The Dörfermesch gave them food and drink. They flung themselves on the food as though they hadn’t swallowed a bite for days. Then they followed the men trustingly to the village. Diodemus thought that the men didn’t yet know, as they made their way back to the village, what they were going to do with those girls. I’d like to believe him. In any case, however, they realized that the girls were Fremdër , and they knew that each step, each meter along the path that led to the village brought them closer to their fate. As I’ve said, Göbbler had become an important man, the only person in the village whom Captain Buller had really accepted, and so the men brought the three girls to Göbbler’s house. He was the one who convinced the Dörfermesch that they should hand the three over to the Fratergekeime as a means of gaining their favor, calming them down, taming them. While Göbbler dispensed this advice, the three young girls waited outside, in front of his house. They were still waiting when rain suddenly began to come down in torrents.

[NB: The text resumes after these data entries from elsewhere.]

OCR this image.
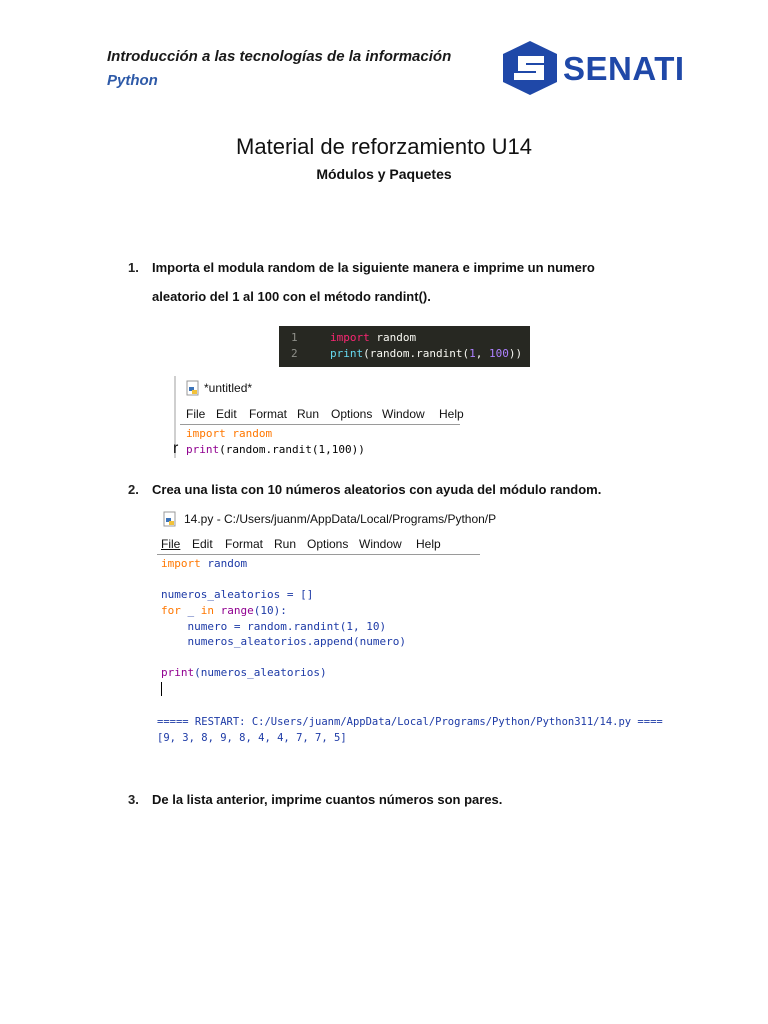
Introducción a las tecnologías de la información
Python	SENATI
Material de reforzamiento U14
Módulos y Paquetes
1. Importa el modula random de la siguiente manera e imprime un numero
aleatorio del 1 al 100 con el método randint().
1	import random
2	print(random.randint(1, 100))
*untitled*
File Edit Format Run Options Window Help
import random
print(random.randit(1,100))
r
2. Crea una lista con 10 números aleatorios con ayuda del módulo random.
14.py - C:/Users/juanm/AppData/Local/Programs/Python/P
File Edit Format Run Options Window Help
import random
numeros_aleatorios = []
for _ in range(10):
numero = random.randint(1, 10)
numeros_aleatorios.append(numero)
print(numeros_aleatorios)
===== RESTART: C:/Users/juanm/AppData/Local/Programs/Python/Python311/14.py ====
[9, 3, 8, 9, 8, 4, 4, 7, 7, 5]
3. De la lista anterior, imprime cuantos números son pares.
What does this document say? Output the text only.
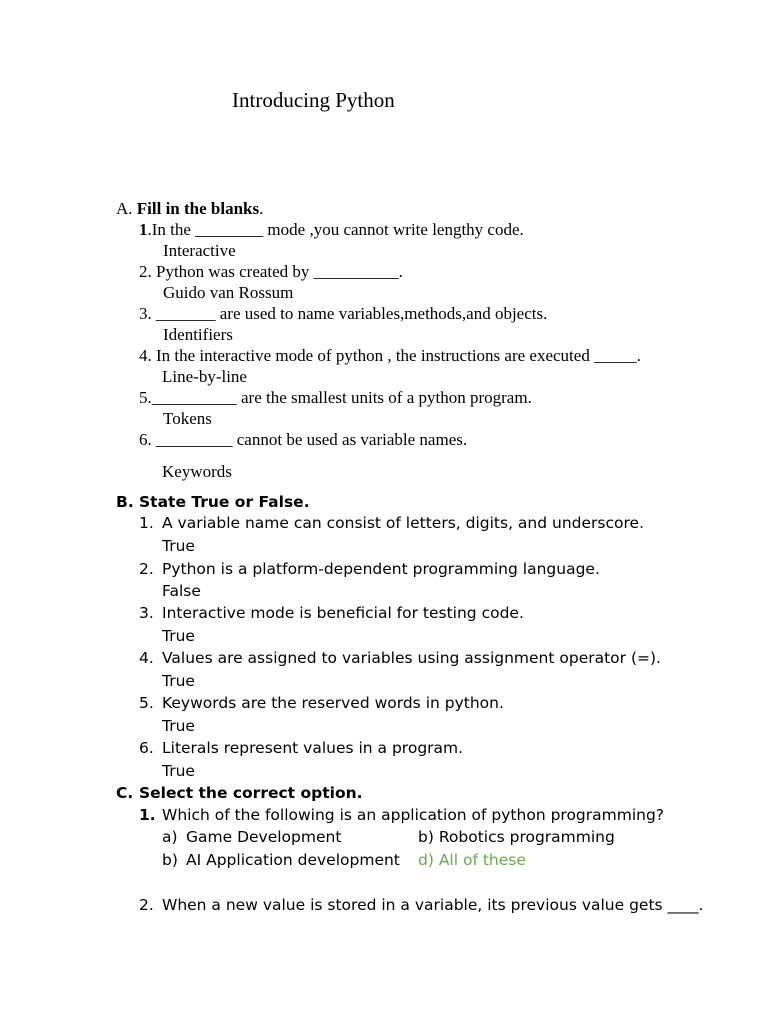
Introducing Python
A. Fill in the blanks.
1.In the ________ mode ,you cannot write lengthy code.
Interactive
2. Python was created by __________.
Guido van Rossum
3. _______ are used to name variables,methods,and objects.
Identifiers
4. In the interactive mode of python , the instructions are executed _____.
Line-by-line
5.__________ are the smallest units of a python program.
Tokens
6. _________ cannot be used as variable names.
Keywords
B. State True or False.
1. A variable name can consist of letters, digits, and underscore.
True
2. Python is a platform-dependent programming language.
False
3. Interactive mode is beneficial for testing code.
True
4. Values are assigned to variables using assignment operator (=).
True
5. Keywords are the reserved words in python.
True
6. Literals represent values in a program.
True
C. Select the correct option.
1. Which of the following is an application of python programming?
a) Game Development	b) Robotics programming
b) AI Application development d) All of these
2. When a new value is stored in a variable, its previous value gets ____.
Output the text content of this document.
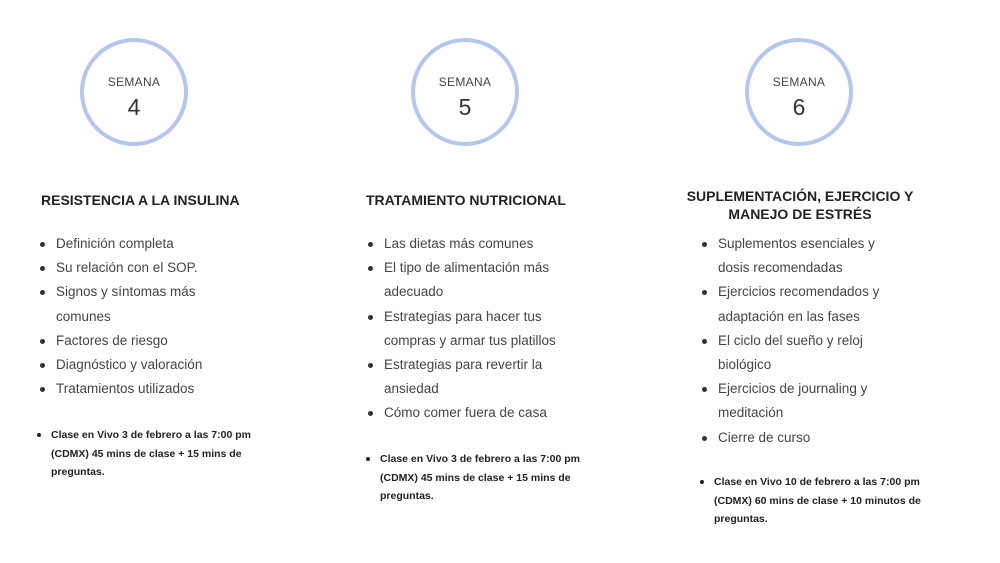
SEMANA
4
RESISTENCIA A LA INSULINA
Definición completa
Su relación con el SOP.
Signos y síntomas más comunes
Factores de riesgo
Diagnóstico y valoración
Tratamientos utilizados
Clase en Vivo 3 de febrero a las 7:00 pm (CDMX) 45 mins de clase + 15 mins de preguntas.
SEMANA
5
TRATAMIENTO NUTRICIONAL
Las dietas más comunes
El tipo de alimentación más adecuado
Estrategias para hacer tus compras y armar tus platillos
Estrategias para revertir la ansiedad
Cómo comer fuera de casa
Clase en Vivo 3 de febrero a las 7:00 pm (CDMX) 45 mins de clase + 15 mins de preguntas.
SEMANA
6
SUPLEMENTACIÓN, EJERCICIO Y
MANEJO DE ESTRÉS
Suplementos esenciales y dosis recomendadas
Ejercicios recomendados y adaptación en las fases
El ciclo del sueño y reloj biológico
Ejercicios de journaling y meditación
Cierre de curso
Clase en Vivo 10 de febrero a las 7:00 pm (CDMX) 60 mins de clase + 10 minutos de preguntas.
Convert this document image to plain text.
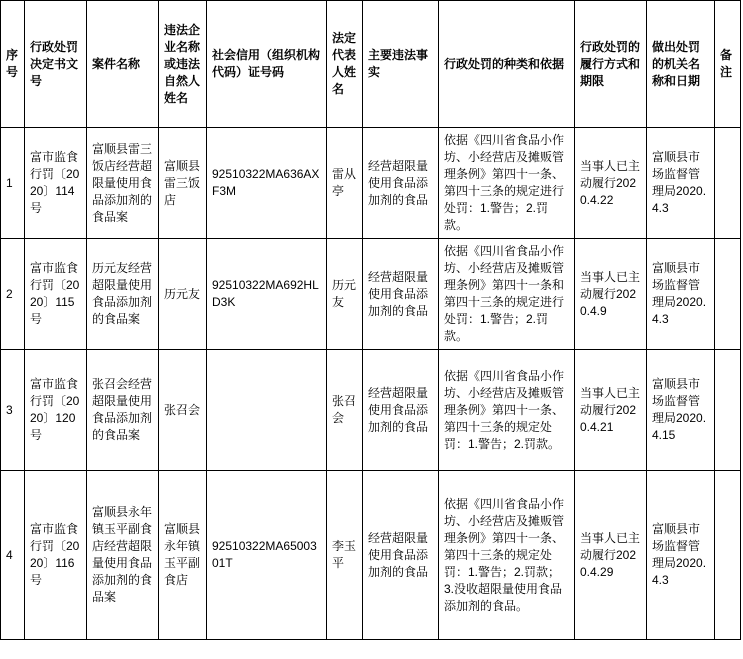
序号	行政处罚决定书文号	案件名称	违法企业名称或违法自然人姓名	社会信用（组织机构代码）证号码	法定代表人姓名	主要违法事实	行政处罚的种类和依据	行政处罚的履行方式和期限	做出处罚的机关名称和日期	备注
1	富市监食行罚〔2020〕114号	富顺县雷三饭店经营超限量使用食品添加剂的食品案	富顺县雷三饭店	92510322MA636AXF3M	雷从亭	经营超限量使用食品添加剂的食品	依据《四川省食品小作坊、小经营店及摊贩管理条例》第四十一条、第四十三条的规定进行处罚：1.警告；2.罚款。	当事人已主动履行2020.4.22	富顺县市场监督管理局2020.4.3	
2	富市监食行罚〔2020〕115号	历元友经营超限量使用食品添加剂的食品案	历元友	92510322MA692HLD3K	历元友	经营超限量使用食品添加剂的食品	依据《四川省食品小作坊、小经营店及摊贩管理条例》第四十一条和第四十三条的规定进行处罚：1.警告；2.罚款。	当事人已主动履行2020.4.9	富顺县市场监督管理局2020.4.3	
3	富市监食行罚〔2020〕120号	张召会经营超限量使用食品添加剂的食品案	张召会		张召会	经营超限量使用食品添加剂的食品	依据《四川省食品小作坊、小经营店及摊贩管理条例》第四十一条、第四十三条的规定处罚：1.警告；2.罚款。	当事人已主动履行2020.4.21	富顺县市场监督管理局2020.4.15	
4	富市监食行罚〔2020〕116号	富顺县永年镇玉平副食店经营超限量使用食品添加剂的食品案	富顺县永年镇玉平副食店	92510322MA6500301T	李玉平	经营超限量使用食品添加剂的食品	依据《四川省食品小作坊、小经营店及摊贩管理条例》第四十一条、第四十三条的规定处罚：1.警告；2.罚款；3.没收超限量使用食品添加剂的食品。	当事人已主动履行2020.4.29	富顺县市场监督管理局2020.4.3	
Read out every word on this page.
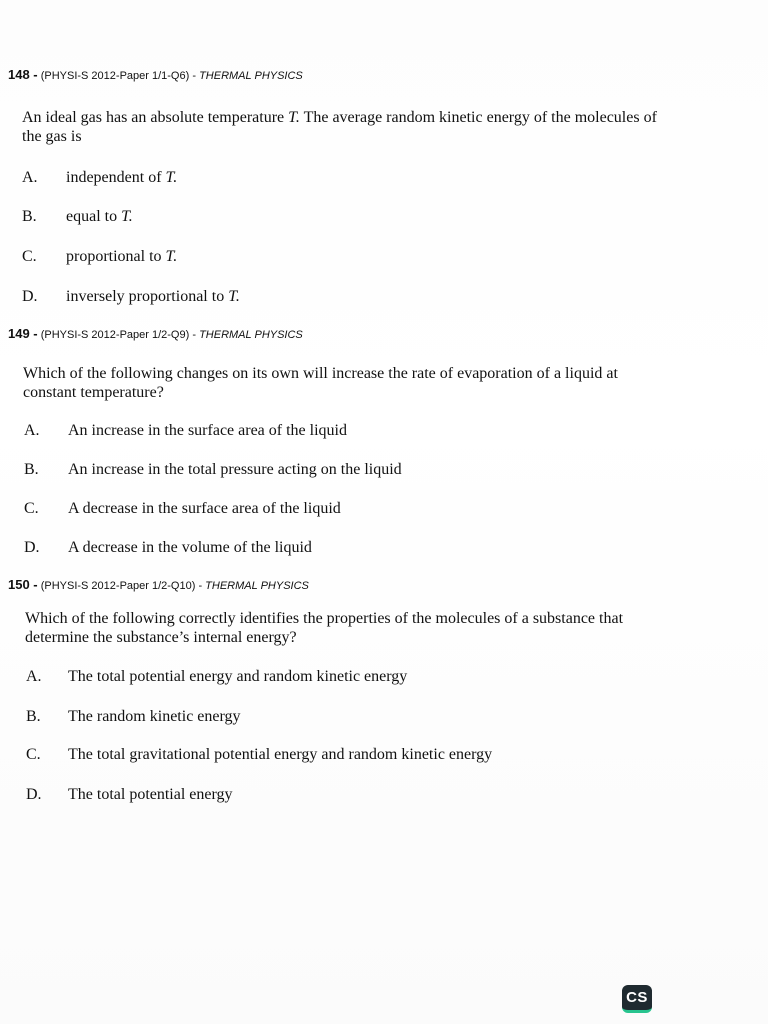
148 - (PHYSI-S 2012-Paper 1/1-Q6) - THERMAL PHYSICS
An ideal gas has an absolute temperature T. The average random kinetic energy of the molecules of
the gas is
A. independent of T.
B. equal to T.
C. proportional to T.
D. inversely proportional to T.
149 - (PHYSI-S 2012-Paper 1/2-Q9) - THERMAL PHYSICS
Which of the following changes on its own will increase the rate of evaporation of a liquid at
constant temperature?
A. An increase in the surface area of the liquid
B. An increase in the total pressure acting on the liquid
C. A decrease in the surface area of the liquid
D. A decrease in the volume of the liquid
150 - (PHYSI-S 2012-Paper 1/2-Q10) - THERMAL PHYSICS
Which of the following correctly identifies the properties of the molecules of a substance that
determine the substance’s internal energy?
A. The total potential energy and random kinetic energy
B. The random kinetic energy
C. The total gravitational potential energy and random kinetic energy
D. The total potential energy
CS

The heavens sport with us. I’ve often thought that if the rain hadn’t started beating down on the roof tiles so hard, maybe Amelia would never have looked out the window. And in that case, she wouldn’t have seen the three drenched, trembling, thin, exhausted young girls. She wouldn’t have gone outside and invited them to come in and sit by the fire. She wouldn’t have been out there with them when the two soldiers, alerted by one of the men from the village , appeared and took hold of the girls. Therefore, she wouldn’t have protested. She wouldn’t have screamed at Göbbler, as I’m sure she did, that what he was doing was inhuman, and she wouldn’t have slapped his face. The soldiers wouldn’t have seized her. They wouldn’t have taken her away with the three girls. And so she wouldn’t have taken that first step toward the abyss.